Fox–Fordyce disease (FFD) is an uncommon inflammatory disorder affecting apocrine sweat glands.1 Most of the patients are young women. The common presenting sign is small, skin-colored to yellow-brown, usually pruritic, perifollicular papules.1,2
Fox–Fordyce disease lesions usually involve the axillary and less frequently pubic and periareolar areas.1
The predisposing factors are not clearly defined. However, hormonal changes are discussed as one of the etiological factors.1 About 16% of reported cases of FFD appeared after hair removal.1,2 Laser-induced FFD has similar clinical features to classic FFD.3 However, some differences are also mentioned.4
Herein, we report a young woman with FFD on both axillary and pubic areas after Alex/Diode laser hair removal.
CASE HISTORY/EXAMINATION/PRESENTATIONA 23-year-old woman with skin phototype IV presented to a dermatology clinic with pruritic lesions on the armpit and bikini area that started soon after five sessions of Alex/Diode laser hair removal in these areas. She was referred 10 months after the initiation of the lesions. She also treated the hair on the face and lower extremities with this laser without developing lesions. She reported no adverse effects during sessions of Alex/Diode laser. There were no similar lesions in other family members. She did not report history of any other disease. The lesions started from both axillae and then extended to the pubic area. Pruritus was aggravated with heat and sweating. According to the patient, the laser device was a 755–805 nm Alex/Diode laser, but detailed device information is unavailable. The sweating was not affected after Alex/Diode laser hair removal.
Physical examination demonstrated multiple bilateral skin-colored perifollicular papules on axillary and pubic areas (Figure 1).

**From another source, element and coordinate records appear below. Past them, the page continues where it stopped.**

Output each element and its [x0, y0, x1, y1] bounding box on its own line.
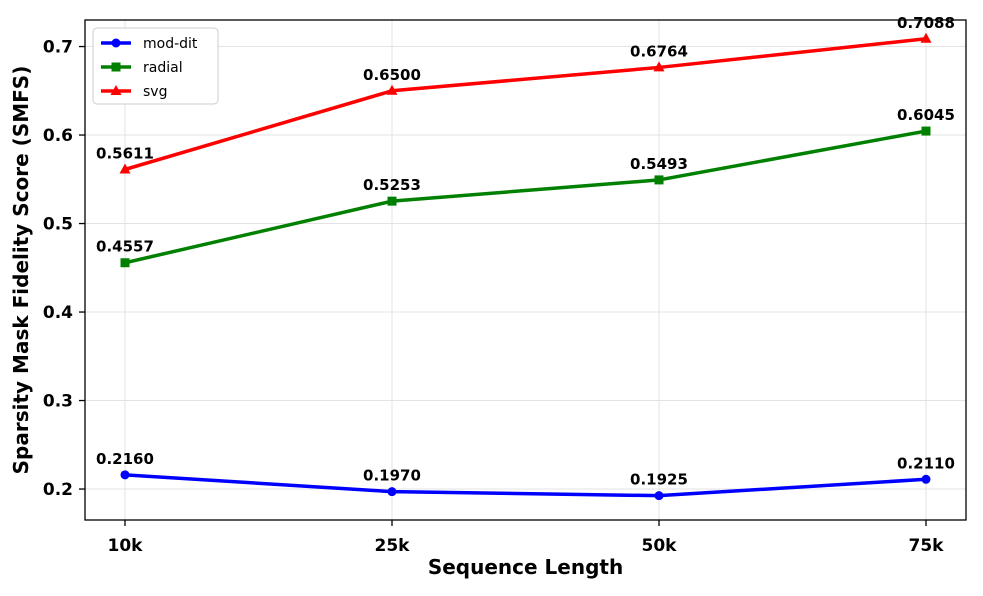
data-label: 0.6764 — [630, 42, 688, 60]
y-tick-label: 0.5 — [43, 215, 73, 235]
x-tick-label: 50k — [642, 536, 678, 556]
legend-label: radial — [143, 60, 183, 76]
data-label: 0.6500 — [363, 66, 421, 84]
x-axis-label: Sequence Length — [428, 555, 623, 579]
legend-marker — [111, 38, 121, 48]
data-label: 0.4557 — [96, 238, 154, 256]
legend-marker — [111, 62, 121, 72]
legend-marker — [110, 85, 122, 95]
data-point — [921, 474, 931, 484]
data-label: 0.5253 — [363, 176, 421, 194]
plot-frame — [84, 19, 967, 521]
data-label: 0.7088 — [897, 14, 955, 32]
data-point — [386, 84, 398, 95]
legend-label: svg — [143, 84, 167, 100]
y-tick-label: 0.6 — [43, 126, 73, 146]
data-point — [654, 175, 664, 185]
data-point — [920, 32, 932, 43]
series-layer — [119, 32, 932, 501]
x-axis-ticks: 10k 25k 50k 75k — [108, 520, 945, 556]
y-tick-label: 0.7 — [43, 38, 73, 58]
data-point — [387, 196, 397, 206]
legend: mod-dit radial svg — [92, 27, 219, 105]
y-tick-label: 0.2 — [43, 480, 73, 500]
series-line-radial — [124, 129, 927, 265]
data-point — [120, 258, 130, 268]
data-point — [387, 487, 397, 497]
data-labels: 0.2160 0.1970 0.1925 0.2110 0.4557 0.5253 0.54… — [96, 14, 955, 489]
y-axis-ticks: 0.2 0.3 0.4 0.5 0.6 0.7 — [43, 38, 85, 500]
x-tick-label: 75k — [909, 536, 945, 556]
grid — [85, 20, 966, 520]
data-point — [653, 61, 665, 72]
data-point — [654, 491, 664, 501]
x-tick-label: 25k — [375, 536, 411, 556]
series-line-svg — [124, 37, 927, 172]
data-label: 0.1970 — [363, 467, 421, 485]
y-axis-label: Sparsity Mask Fidelity Score (SMFS) — [9, 66, 33, 475]
y-tick-label: 0.3 — [43, 392, 73, 412]
legend-box — [92, 27, 219, 105]
data-label: 0.6045 — [897, 106, 955, 124]
legend-label: mod-dit — [143, 36, 198, 52]
data-point — [921, 126, 931, 136]
y-tick-label: 0.4 — [43, 303, 73, 323]
data-label: 0.2160 — [96, 450, 154, 468]
data-label: 0.5611 — [96, 144, 154, 162]
data-point — [120, 470, 130, 480]
data-label: 0.2110 — [897, 454, 955, 472]
data-label: 0.1925 — [630, 471, 688, 489]
data-label: 0.5493 — [630, 155, 688, 173]
x-tick-label: 10k — [108, 536, 144, 556]
series-line-mod-dit — [124, 473, 927, 498]
data-point — [119, 163, 131, 174]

The differential diagnoses were Fox–Fordyce disease, syringoma, and mucinosis. We performed a skin punch biopsy from the axillary lesions. Histopathological examination demonstrated a dilated spongiotic follicular infundibulum and filled with keratin material that contained dyskeratotic acantholytic cells and exocytosis of lymphocytes. There was upper dermal moderate perivascular lymphocytic and perifollicular lymphohistiocytic infiltration. Some of the histiocytes had foamy cytoplasm (Figure 2). Foamy histiocytes were weakly positive for Periodic acid-Schiff (PAS) stain (Figure 3). Mild perifollicular fibrosis was also present. So, the diagnosis of Fox–Fordyce disease was confirmed. The patient was treated with topical medications.

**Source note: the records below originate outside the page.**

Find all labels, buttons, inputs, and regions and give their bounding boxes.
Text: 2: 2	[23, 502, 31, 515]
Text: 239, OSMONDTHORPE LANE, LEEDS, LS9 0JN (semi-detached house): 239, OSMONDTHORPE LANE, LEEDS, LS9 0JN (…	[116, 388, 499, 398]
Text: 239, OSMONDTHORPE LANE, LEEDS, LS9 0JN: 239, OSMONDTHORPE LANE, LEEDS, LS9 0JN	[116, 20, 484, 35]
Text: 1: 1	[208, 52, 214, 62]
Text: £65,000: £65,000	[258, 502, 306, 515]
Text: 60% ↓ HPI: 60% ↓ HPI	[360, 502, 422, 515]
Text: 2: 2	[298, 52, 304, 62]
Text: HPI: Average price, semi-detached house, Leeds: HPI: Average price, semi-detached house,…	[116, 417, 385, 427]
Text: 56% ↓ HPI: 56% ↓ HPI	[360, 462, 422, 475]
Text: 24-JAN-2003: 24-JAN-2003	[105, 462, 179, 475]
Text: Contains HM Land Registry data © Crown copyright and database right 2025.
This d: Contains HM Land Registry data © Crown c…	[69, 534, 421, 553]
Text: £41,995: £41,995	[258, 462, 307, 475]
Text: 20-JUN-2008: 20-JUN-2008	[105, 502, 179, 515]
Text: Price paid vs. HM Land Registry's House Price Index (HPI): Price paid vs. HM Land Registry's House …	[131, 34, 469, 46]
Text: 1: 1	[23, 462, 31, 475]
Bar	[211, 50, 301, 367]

Topical mometasone furoate 0.1% cream was administered twice daily for 4 weeks. On the second visit, the lesions improved, and the pruritus subsided. Therefore, we changed mometasone cream to tacrolimus 0.1% cream to prevent corticosteroid adverse effects. Nevertheless, the pruritus recurred, and we started mometasone again. The patient was scheduled to receive systemic isotretinoin but was missed the follow-up.
The patient signed written informed consent to permit the case report publication without identifying data and to use the photography for publication. The researchers committed to maintaining patient confidentiality. The institutional ethics committee approved the case report (ethics code: IR.SUMS.REC.1402.300).
DISCUSSIONFox–Fordyce disease is an inflammatory disorder that follows obstruction of apocrine sweat gland ducts. The etiological factors are not fully identified. Hormonal changes are among the proposed factors.1
The female preponderance, postpubertal age of presentation, and resolution of lesions during pregnancy, menopause, and oral contraceptive pills (OCPs) consumption support the role of hormones.5
The FFD lesions are tiny skin-colored to yellow-brown perifollicular papules, pruritic in more than two-thirds of the cases. The most commonly involved site is the axilla, followed by pubic and periareolar areas. Decreased hair growth (even without laser hair removal) and anhidrosis are infrequent findings.1
A few cases of laser or light hair removal-induced FFD were reported during the past decade.1–10 The clinical and histopathologic features of 13 laser or light hair removal-induced FFD are summarized in Tables 1 and 2.
TABLE 1 Clinical features of light/laser hair removal-induced Fox–Fordyce disease cases in the literature.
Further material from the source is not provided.